New Haven Tree Project -- Bad for the Trees?

As new trees take root in ample plots of grass by the Westville cemetery, others down Route 63 are being “entombed” in concrete “coffins” that, in the eyes of one urban forester, will ensure their lives are nasty, brutish and short.
Chris Ozyck, greenspace manager for the Urban Resources Initiative (URI), made that appraisal during a recent trip down Whalley Avenue.
He started first by the Westville Cemetery, where URI put 40 new oaks and crabapples into the ground three weeks ago. Those trees are destined for long healthy lives, he said.
Ozyck then drove less than a mile down Whalley Avenue, where a contractor for the state Department of Transportation (DOT) has been busy putting in dozens of trees along the newly overhauled Route 63. Ozyck pointed out a wide variety of errors in both the design and execution of the tree-planting there. He said the young trees are destined for a brief, tortured existence thanks in part to a lack of soil volume, being planted too close together in rocky unforgiving soil, and being surrounded by stifling asphalt and concrete.

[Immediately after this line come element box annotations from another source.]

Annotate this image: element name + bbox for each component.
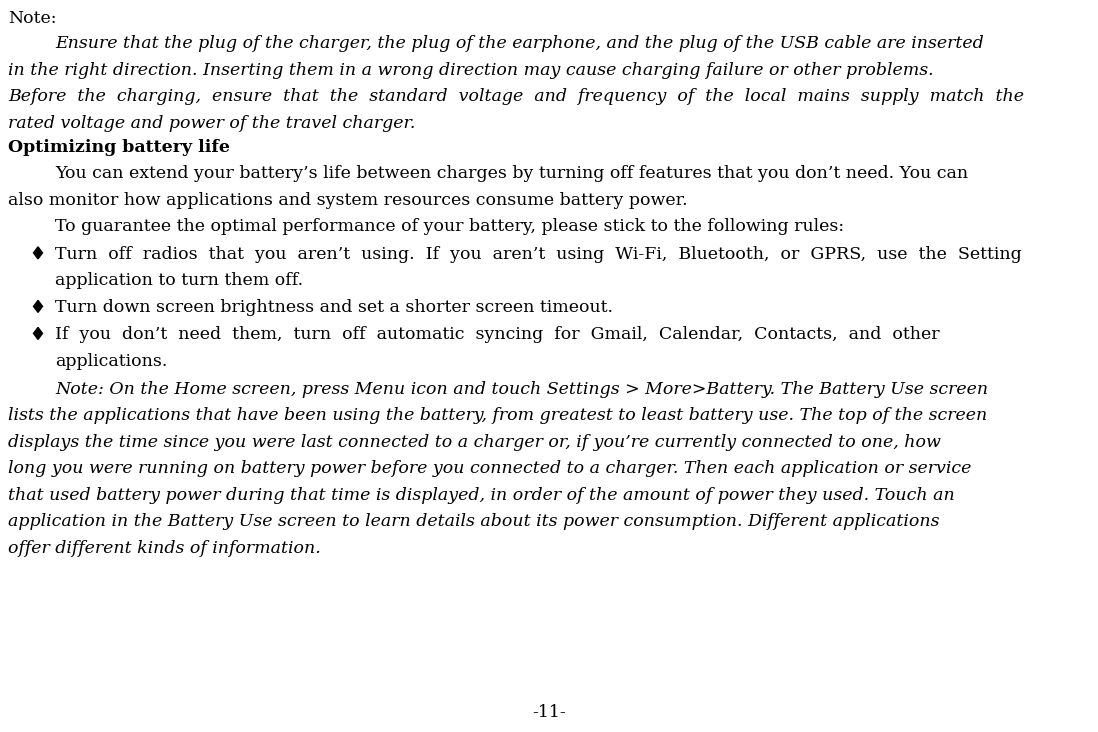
Text: applications.: applications. xyxy=(55,353,167,370)
Text: displays the time since you were last connected to a charger or, if you’re curre: displays the time since you were last co… xyxy=(8,434,941,451)
Text: Optimizing battery life: Optimizing battery life xyxy=(8,138,229,155)
Text: Ensure that the plug of the charger, the plug of the earphone, and the plug of t: Ensure that the plug of the charger, the… xyxy=(55,35,984,52)
Text: -11-: -11- xyxy=(533,704,565,721)
Polygon shape xyxy=(34,300,43,313)
Text: in the right direction. Inserting them in a wrong direction may cause charging f: in the right direction. Inserting them i… xyxy=(8,61,933,78)
Text: long you were running on battery power before you connected to a charger. Then e: long you were running on battery power b… xyxy=(8,460,972,477)
Text: offer different kinds of information.: offer different kinds of information. xyxy=(8,539,321,557)
Text: application in the Battery Use screen to learn details about its power consumpti: application in the Battery Use screen to… xyxy=(8,513,940,530)
Text: lists the applications that have been using the battery, from greatest to least : lists the applications that have been us… xyxy=(8,407,987,425)
Text: Before  the  charging,  ensure  that  the  standard  voltage  and  frequency  of: Before the charging, ensure that the sta… xyxy=(8,88,1024,105)
Text: You can extend your battery’s life between charges by turning off features that : You can extend your battery’s life betwe… xyxy=(55,165,968,182)
Polygon shape xyxy=(34,327,43,340)
Text: Note: On the Home screen, press Menu icon and touch Settings > More>Battery. The: Note: On the Home screen, press Menu ico… xyxy=(55,381,988,397)
Text: Turn  off  radios  that  you  aren’t  using.  If  you  aren’t  using  Wi-Fi,  Bl: Turn off radios that you aren’t using. I… xyxy=(55,246,1022,263)
Text: also monitor how applications and system resources consume battery power.: also monitor how applications and system… xyxy=(8,192,687,209)
Polygon shape xyxy=(34,247,43,259)
Text: application to turn them off.: application to turn them off. xyxy=(55,272,303,289)
Text: that used battery power during that time is displayed, in order of the amount of: that used battery power during that time… xyxy=(8,487,955,504)
Text: Turn down screen brightness and set a shorter screen timeout.: Turn down screen brightness and set a sh… xyxy=(55,299,613,316)
Text: If  you  don’t  need  them,  turn  off  automatic  syncing  for  Gmail,  Calenda: If you don’t need them, turn off automat… xyxy=(55,326,940,343)
Text: Note:: Note: xyxy=(8,10,56,27)
Text: rated voltage and power of the travel charger.: rated voltage and power of the travel ch… xyxy=(8,115,415,132)
Text: To guarantee the optimal performance of your battery, please stick to the follow: To guarantee the optimal performance of … xyxy=(55,218,844,235)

Delois Barnes, a transportation landscape designer with the DOT, said the trees will be fine and that they actually have more room for their roots than trees in other cities. Asked one by one about the concerns Ozyck named, she said they were unfounded.
Ozyck said the overall premise of the work on Route 63 is off base. It’s too focused on auto traffic, with little consideration for the needs of pedestrians walking on the street, like shade and greenery.
Such criticisms have been with the Route 63 project from the start. Several years ago, neighbors organized themselves in opposition to the plan. They sought traffic-calming measures and pedestrian improvements, but their efforts were largely unsuccessful. In one concession, a DOT official cited planned “extensive plantings” as a traffic-calming measure that will make the area more “visually appealing.” He made those comments at the outset of the work, two years ago.
Two years later, the “extensive plantings” seem to be little more than window dressing, Ozyck said. The trees that manage to survive will be stunted and scraggly, he predicted, doing little to cool the street or make it more attractive, he said.
On a sunny recent afternoon, Ozyck turned up at the Westville Cemetery wearing steel-toe boots, shorts, and a neon-green safety vest. His visit to Whalley Avenue began with a success story about the new trees planted there, by the organization he works for.
URI chose to plant oaks in the area. It’s “a good urban tree” that will be able to handle the pollution and sun exposure that comes with life next to a busy state road, Ozyck said. An oak living as a “street tree” will last over 100 years, he said.